Frankly, if I did, I would have chosen different languages.
I hate that. So I love languages. So I'm not stupid and my memory isn't bad. So I learn hundreds of foreign words and phrases in a week, and would be able to tourist in a country with difficulties, not so minor either, but in that foreign language. My pronunciation might not be good but it's not bad either. And so on.
But I'm not some sort of freak for that!
Daniel Tammet, learning Icelandic from 4:40
BTW, I found this very inspiring... I don't think I have thought of words as pictograms... I mean the visual impact of the word written in Latin letters... We are not taught to do that. Daniel does because of his visual mind.
Synesthesia is not foreign to me, there are some things I prefer to describe in those terms, like in cooking - I think which color the food needs more, and then add it. But it's not very synesthethic, because it's usually something like "more green", and then it's better with herbs. So, it's not very complex synesthethics :-D (If at all, actually)

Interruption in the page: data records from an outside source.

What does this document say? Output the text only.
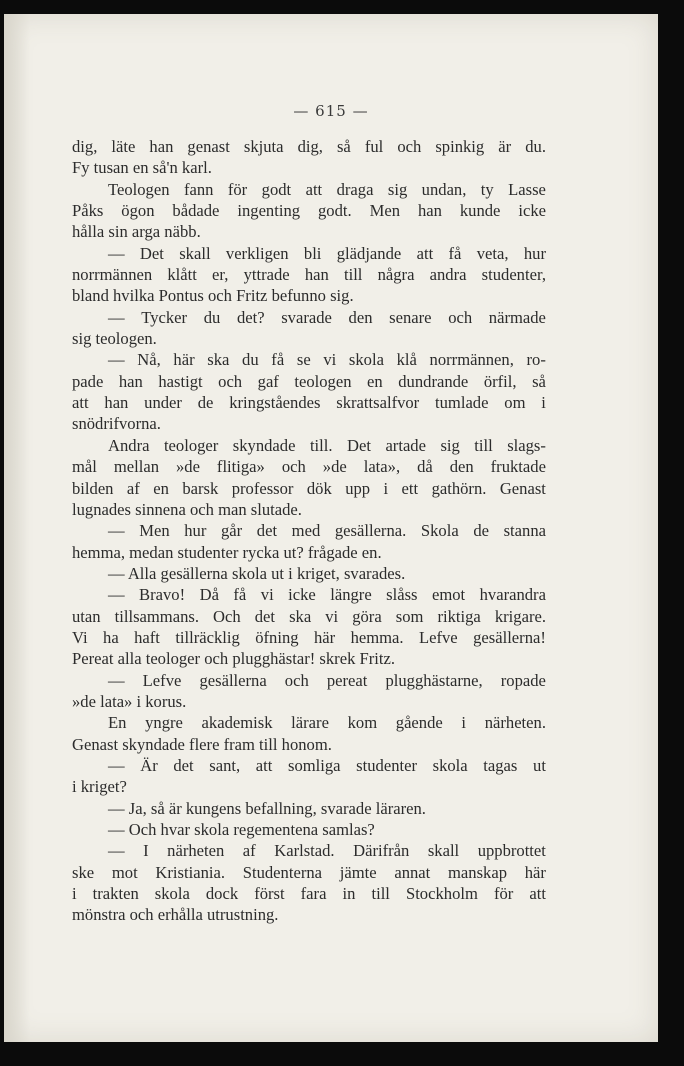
— 615 —
dig, läte han genast skjuta dig, så ful och spinkig är du.
Fy tusan en så'n karl.
Teologen fann för godt att draga sig undan, ty Lasse
Påks ögon bådade ingenting godt. Men han kunde icke
hålla sin arga näbb.
— Det skall verkligen bli glädjande att få veta, hur
norrmännen klått er, yttrade han till några andra studenter,
bland hvilka Pontus och Fritz befunno sig.
— Tycker du det? svarade den senare och närmade
sig teologen.
— Nå, här ska du få se vi skola klå norrmännen, ro-
pade han hastigt och gaf teologen en dundrande örfil, så
att han under de kringståendes skrattsalfvor tumlade om i
snödrifvorna.
Andra teologer skyndade till. Det artade sig till slags-
mål mellan »de flitiga» och »de lata», då den fruktade
bilden af en barsk professor dök upp i ett gathörn. Genast
lugnades sinnena och man slutade.
— Men hur går det med gesällerna. Skola de stanna
hemma, medan studenter rycka ut? frågade en.
— Alla gesällerna skola ut i kriget, svarades.
— Bravo! Då få vi icke längre slåss emot hvarandra
utan tillsammans. Och det ska vi göra som riktiga krigare.
Vi ha haft tillräcklig öfning här hemma. Lefve gesällerna!
Pereat alla teologer och plugghästar! skrek Fritz.
— Lefve gesällerna och pereat plugghästarne, ropade
»de lata» i korus.
En yngre akademisk lärare kom gående i närheten.
Genast skyndade flere fram till honom.
— Är det sant, att somliga studenter skola tagas ut
i kriget?
— Ja, så är kungens befallning, svarade läraren.
— Och hvar skola regementena samlas?
— I närheten af Karlstad. Därifrån skall uppbrottet
ske mot Kristiania. Studenterna jämte annat manskap här
i trakten skola dock först fara in till Stockholm för att
mönstra och erhålla utrustning.
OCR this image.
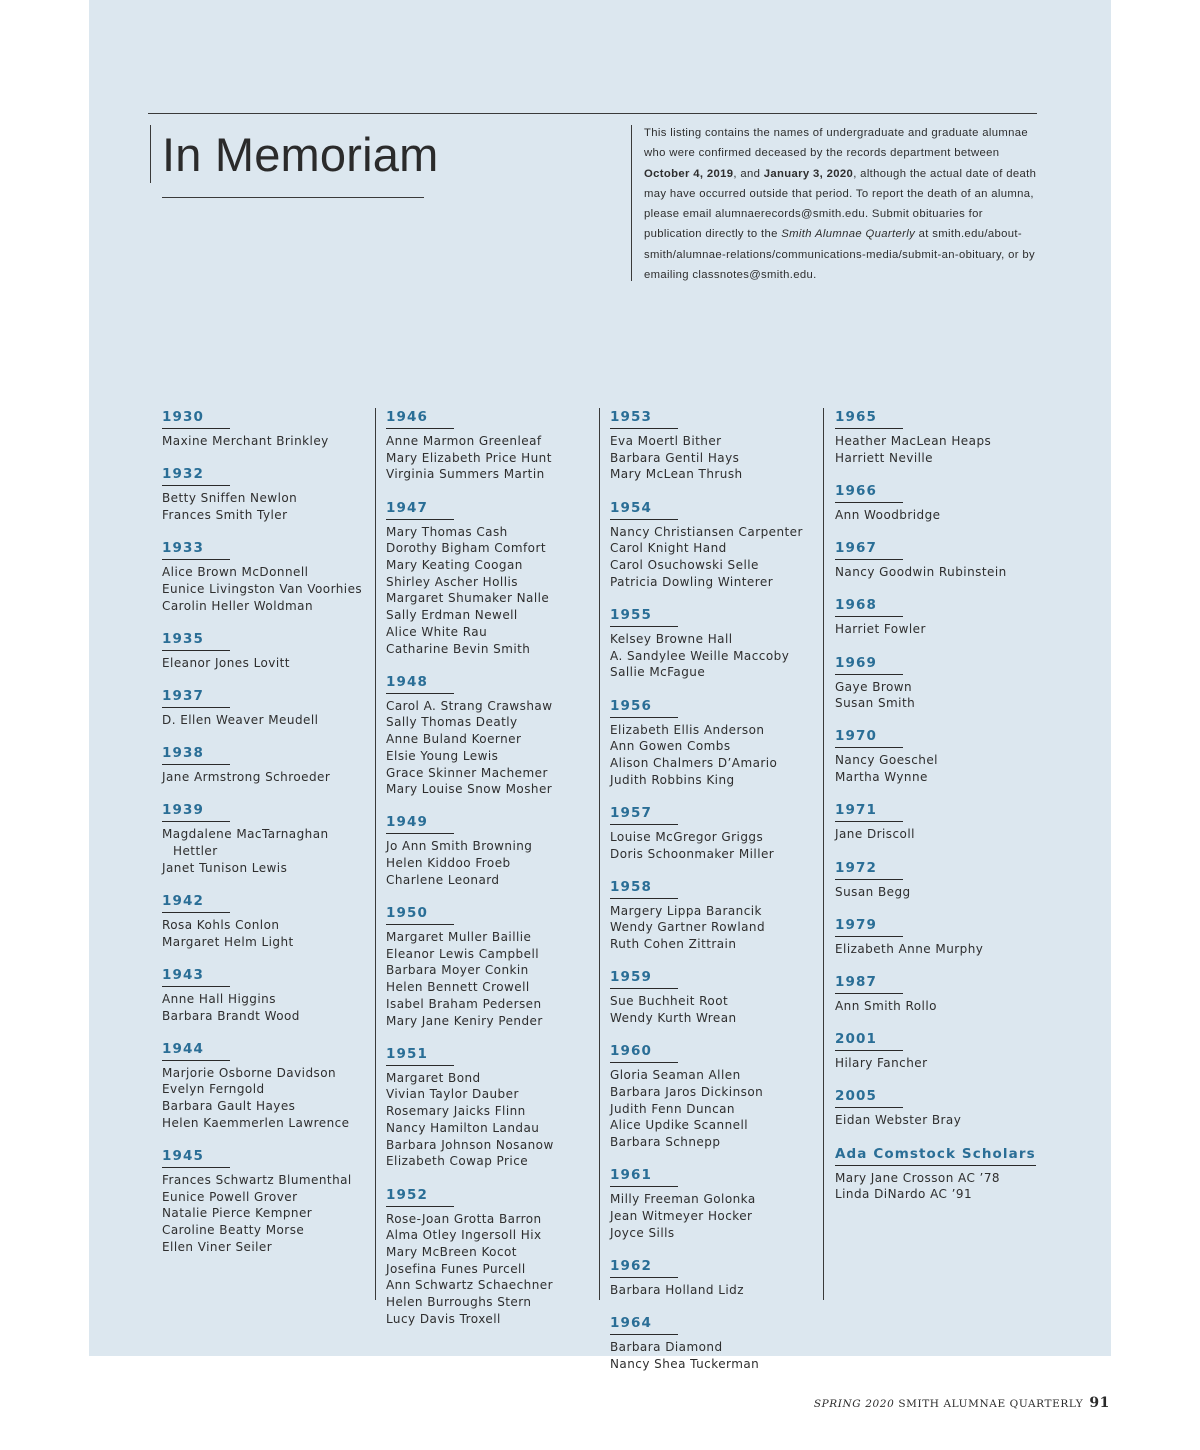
In Memoriam	This listing contains the names of undergraduate and graduate alumnae who were confirmed deceased by the records department between October 4, 2019, and January 3, 2020, although the actual date of death may have occurred outside that period. To report the death of an alumna, please email alumnaerecords@smith.edu. Submit obituaries for publication directly to the Smith Alumnae Quarterly at smith.edu/about-smith/alumnae-relations/communications-media/submit-an-obituary, or by emailing classnotes@smith.edu.

1930
Maxine Merchant Brinkley
1932
Betty Sniffen Newlon
Frances Smith Tyler
1933
Alice Brown McDonnell
Eunice Livingston Van Voorhies
Carolin Heller Woldman
1935
Eleanor Jones Lovitt
1937
D. Ellen Weaver Meudell
1938
Jane Armstrong Schroeder
1939
Magdalene MacTarnaghan
Hettler
Janet Tunison Lewis
1942
Rosa Kohls Conlon
Margaret Helm Light
1943
Anne Hall Higgins
Barbara Brandt Wood
1944
Marjorie Osborne Davidson
Evelyn Ferngold
Barbara Gault Hayes
Helen Kaemmerlen Lawrence
1945
Frances Schwartz Blumenthal
Eunice Powell Grover
Natalie Pierce Kempner
Caroline Beatty Morse
Ellen Viner Seiler
1946
Anne Marmon Greenleaf
Mary Elizabeth Price Hunt
Virginia Summers Martin
1947
Mary Thomas Cash
Dorothy Bigham Comfort
Mary Keating Coogan
Shirley Ascher Hollis
Margaret Shumaker Nalle
Sally Erdman Newell
Alice White Rau
Catharine Bevin Smith
1948
Carol A. Strang Crawshaw
Sally Thomas Deatly
Anne Buland Koerner
Elsie Young Lewis
Grace Skinner Machemer
Mary Louise Snow Mosher
1949
Jo Ann Smith Browning
Helen Kiddoo Froeb
Charlene Leonard
1950
Margaret Muller Baillie
Eleanor Lewis Campbell
Barbara Moyer Conkin
Helen Bennett Crowell
Isabel Braham Pedersen
Mary Jane Keniry Pender
1951
Margaret Bond
Vivian Taylor Dauber
Rosemary Jaicks Flinn
Nancy Hamilton Landau
Barbara Johnson Nosanow
Elizabeth Cowap Price
1952
Rose-Joan Grotta Barron
Alma Otley Ingersoll Hix
Mary McBreen Kocot
Josefina Funes Purcell
Ann Schwartz Schaechner
Helen Burroughs Stern
Lucy Davis Troxell
1953
Eva Moertl Bither
Barbara Gentil Hays
Mary McLean Thrush
1954
Nancy Christiansen Carpenter
Carol Knight Hand
Carol Osuchowski Selle
Patricia Dowling Winterer
1955
Kelsey Browne Hall
A. Sandylee Weille Maccoby
Sallie McFague
1956
Elizabeth Ellis Anderson
Ann Gowen Combs
Alison Chalmers D’Amario
Judith Robbins King
1957
Louise McGregor Griggs
Doris Schoonmaker Miller
1958
Margery Lippa Barancik
Wendy Gartner Rowland
Ruth Cohen Zittrain
1959
Sue Buchheit Root
Wendy Kurth Wrean
1960
Gloria Seaman Allen
Barbara Jaros Dickinson
Judith Fenn Duncan
Alice Updike Scannell
Barbara Schnepp
1961
Milly Freeman Golonka
Jean Witmeyer Hocker
Joyce Sills
1962
Barbara Holland Lidz
1964
Barbara Diamond
Nancy Shea Tuckerman
1965
Heather MacLean Heaps
Harriett Neville
1966
Ann Woodbridge
1967
Nancy Goodwin Rubinstein
1968
Harriet Fowler
1969
Gaye Brown
Susan Smith
1970
Nancy Goeschel
Martha Wynne
1971
Jane Driscoll
1972
Susan Begg
1979
Elizabeth Anne Murphy
1987
Ann Smith Rollo
2001
Hilary Fancher
2005
Eidan Webster Bray
Ada Comstock Scholars
Mary Jane Crosson AC ’78
Linda DiNardo AC ’91

SPRING 2020 SMITH ALUMNAE QUARTERLY 91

Nevertheless, there is a sense of color to words, and other senses, and that could be used to learn more... perhaps the people who are sort of intuitively learning languages do just that? To learn the "sound" of language... it's like as long they are using good grammar, the sense of the language is pleasant, but wrong words and grammar is like throwing a stone in a pond...

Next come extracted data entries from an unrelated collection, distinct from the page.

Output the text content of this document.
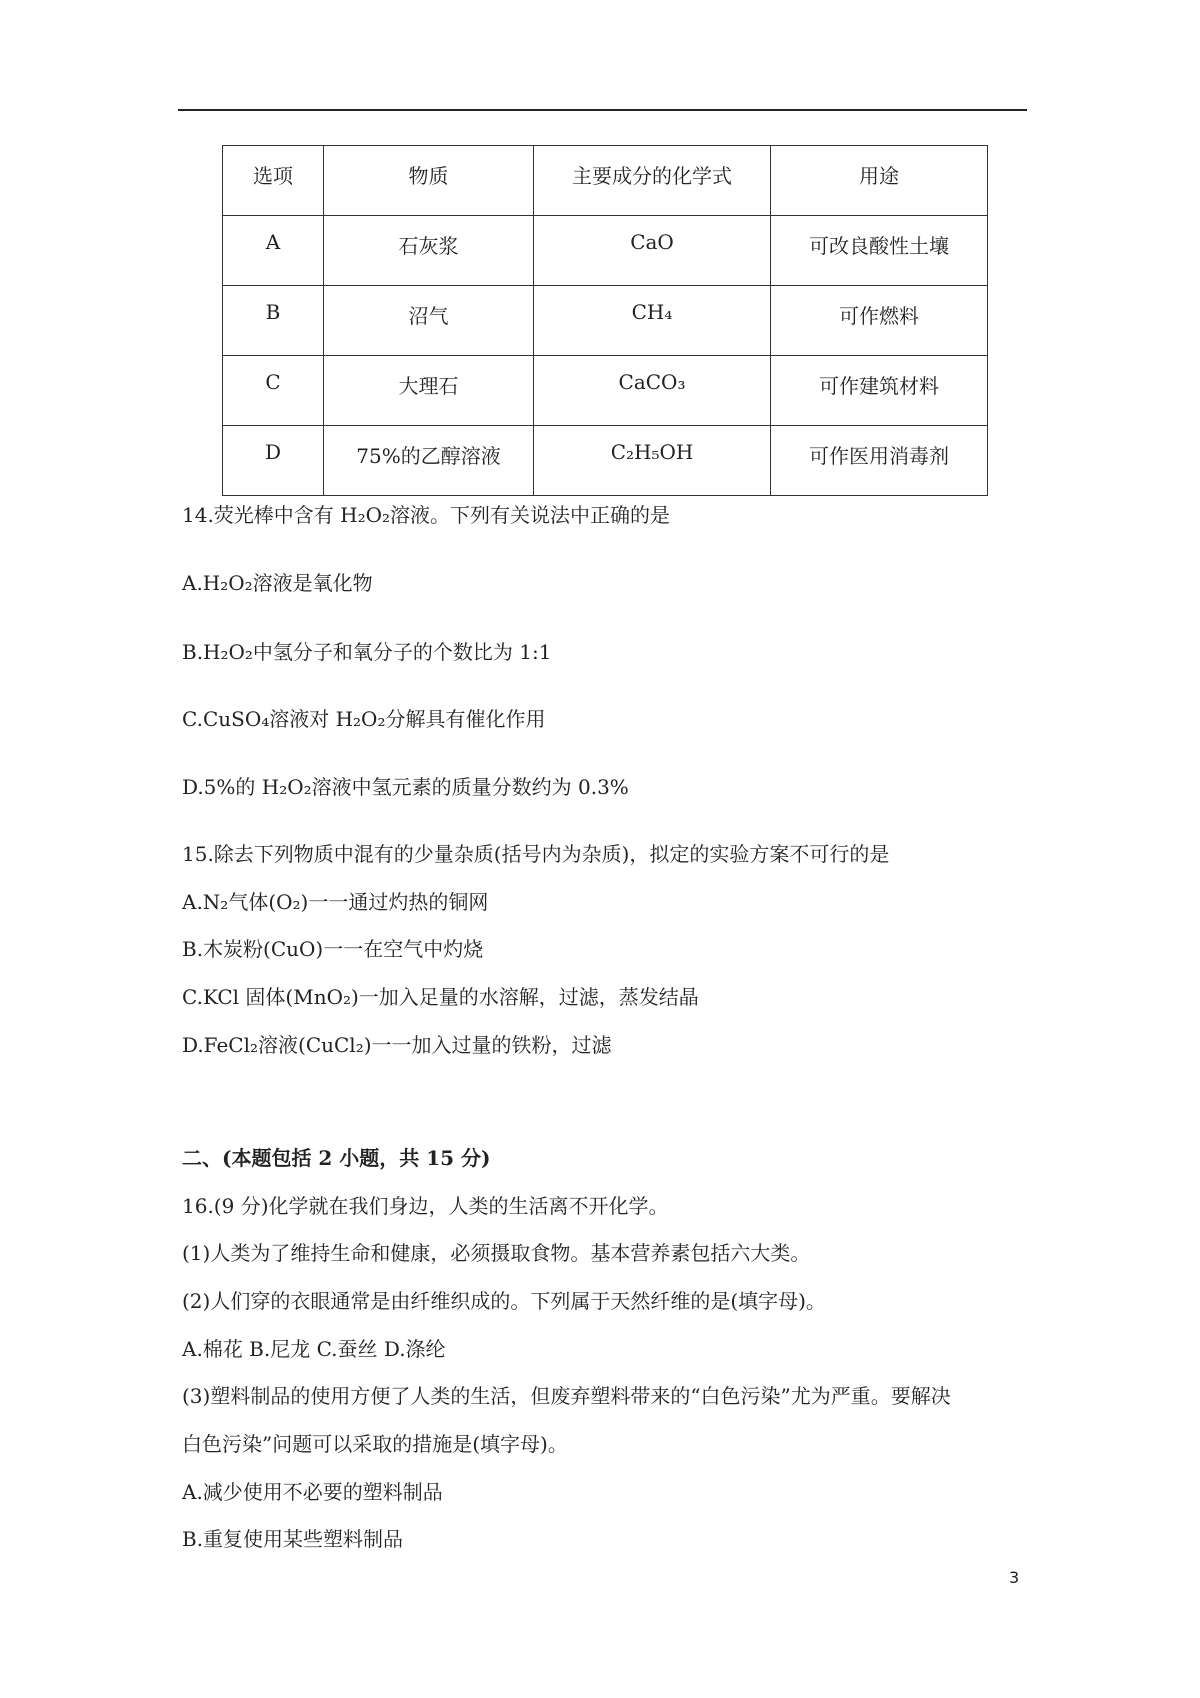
选项	物质	主要成分的化学式	用途
A	石灰浆	CaO	可改良酸性土壤
B	沼气	CH₄	可作燃料
C	大理石	CaCO₃	可作建筑材料
D	75%的乙醇溶液	C₂H₅OH	可作医用消毒剂
14.荧光棒中含有 H₂O₂溶液。下列有关说法中正确的是
A.H₂O₂溶液是氧化物
B.H₂O₂中氢分子和氧分子的个数比为 1:1
C.CuSO₄溶液对 H₂O₂分解具有催化作用
D.5%的 H₂O₂溶液中氢元素的质量分数约为 0.3%
15.除去下列物质中混有的少量杂质(括号内为杂质)，拟定的实验方案不可行的是
A.N₂气体(O₂)一一通过灼热的铜网
B.木炭粉(CuO)一一在空气中灼烧
C.KCl 固体(MnO₂)一加入足量的水溶解，过滤，蒸发结晶
D.FeCl₂溶液(CuCl₂)一一加入过量的铁粉，过滤
二、(本题包括 2 小题，共 15 分)
16.(9 分)化学就在我们身边，人类的生活离不开化学。
(1)人类为了维持生命和健康，必须摄取食物。基本营养素包括六大类。
(2)人们穿的衣眼通常是由纤维织成的。下列属于天然纤维的是(填字母)。
A.棉花 B.尼龙 C.蚕丝 D.涤纶
(3)塑料制品的使用方便了人类的生活，但废弃塑料带来的“白色污染”尤为严重。要解决
白色污染”问题可以采取的措施是(填字母)。
A.减少使用不必要的塑料制品
B.重复使用某些塑料制品
3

Anyway, I was reading a discussion about grammar... I love grammar. I have said it before and I say it again. Nevertheless I have no problems in understanding that a lot of others don't feel love to grammar, on the contrary. I mean, it was taught as something you were supposed to learn because you had to - it was incomprehensible, abstract, complicated... it didn't have any conceivable meaning, purpose or sense. It was just rules and exceptions and exceptions on exceptions on exceptions with backflip twist... and then there were sample sentences that were so simplified they had lost all the usability... You know...
(here's transcription and translation of the French, if you find it difficult to understand. Read it first, and then listen to the video, so you'll learn a bit of French too :-D)
But that's the kind of sentences you are taught to make grammar sensible, meaningsful and connected to reality. LOL Sure, the monkey, oui, sur la branche! Le singe, masculine, la branche, feminine... oui... Bah! Sottise!